In the heart of Mexico City, a scene emerged that has become all too familiar – vulnerable Venezuelan migrants huddled together, using plastic bags to shield themselves from the relentless rain brought on by Hurricane Otis. This wasn’t just another headline about the challenges of migration; it was a testament to the broader issues pushing Latin Americans to abandon their homes.

Just days prior, the Palenque Summit witnessed a bold, collective stance by Latin American leaders. Recognizing climate change, political turmoil, and economic struggles as the primary driving forces behind the migration crisis, these leaders didn’t mince words. They held the U.S. accountable for its coercive policies which, they argue, exacerbate the suffering of the most vulnerable.

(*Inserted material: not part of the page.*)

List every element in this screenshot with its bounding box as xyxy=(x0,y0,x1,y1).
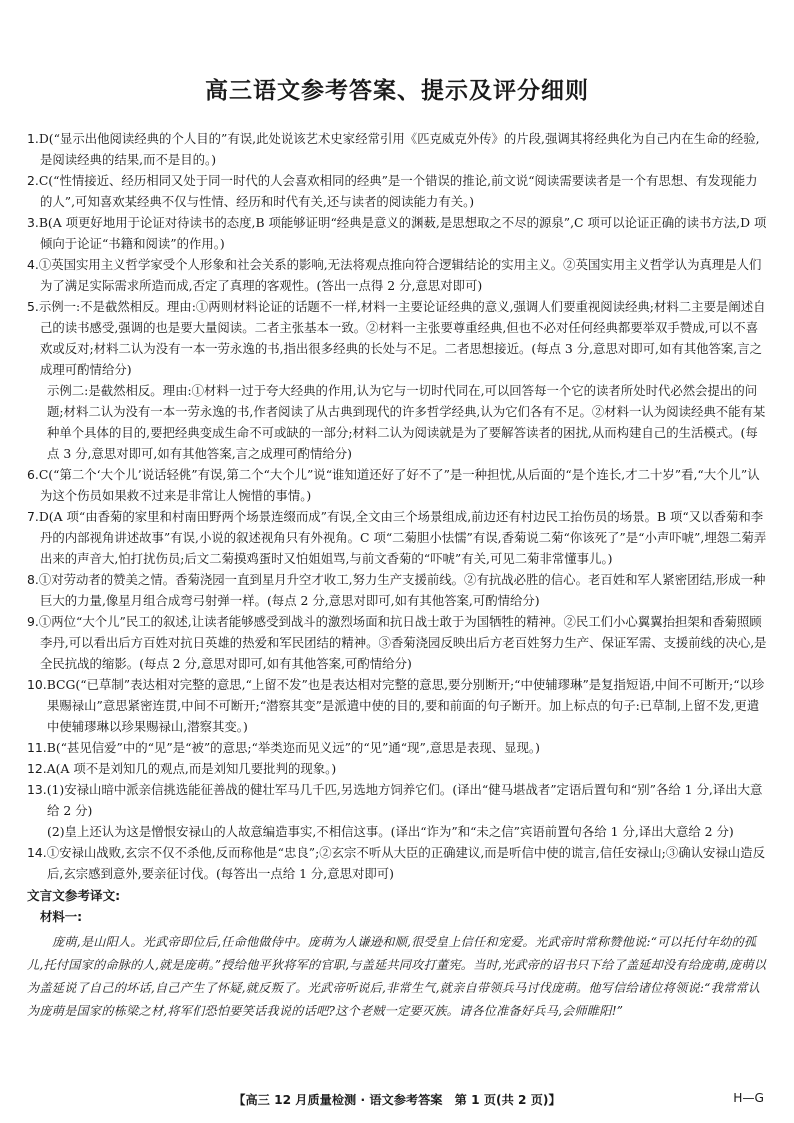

Drawing significant attention at the summit was the outspoken criticism against the U.S.’s economic sanctions. The presence of Venezuela’s Nicolás Maduro and Cuba’s Miguel Díaz-Canel, both of whom have long highlighted the negative impact of such sanctions on their nations, only added fuel to the fire. The situation in Venezuela, worsened by U.S. sanctions, has undoubtedly impacted the U.S. as well. In response, the U.S. has eased some sanctions and reintroduced deportation flights to Venezuela.

It’s important to note the delicate situation inside Mexico as well. Migrants frequently face mistreatment at the hands of officials, and a staggering 92% report facing violence during their journey through the country. This speaks volumes about the glaring disconnect between the compassionate narrative the Mexican government promotes and the harsh reality migrants experience.

The root causes of migration extend beyond just the immediate hardships faced in their home countries. U.S. policies, like the “CBP One” app that only allows scheduling for entry once migrants are in Central Mexico, inadvertently trap them in the Mexican capital.

New York City, often seen as a beacon of hope and a final destination, is no exception to the complexities of this issue. Despite the city’s obligation to provide shelter, NYC Mayor Eric Adams has taken a firm stance against the influx, blaming it for straining an already stretched shelter system. However, activists argue that this influx only highlights pre-existing issues, and the real problems lie deeper.

It’s easy to blame migrants for a nation’s problems, but that narrative is both dangerous and misleading. The plight of migrants is a direct consequence of political maneuvers, and the ongoing debate in the U.S. over border policies showcases this. Many migrants, if given a choice, would prefer to remain in their homeland. The mere fact they’re risking everything to find a better life is evidence of the dire circumstances they’re fleeing.

The Palenque Summit’s united stand against U.S. policies signifies a shift in the dynamic. It’s an appeal to address the root causes of migration rather than just its symptoms. With President López Obrador ready to deliver this message to President Biden, there’s hope for a more collaborative approach.

In the end, the narrative shouldn’t be about pushing migrants away but understanding their journey, addressing the root causes, and standing united in these trying times. Only then can we envision a future where everyone has the chance to thrive in their homeland?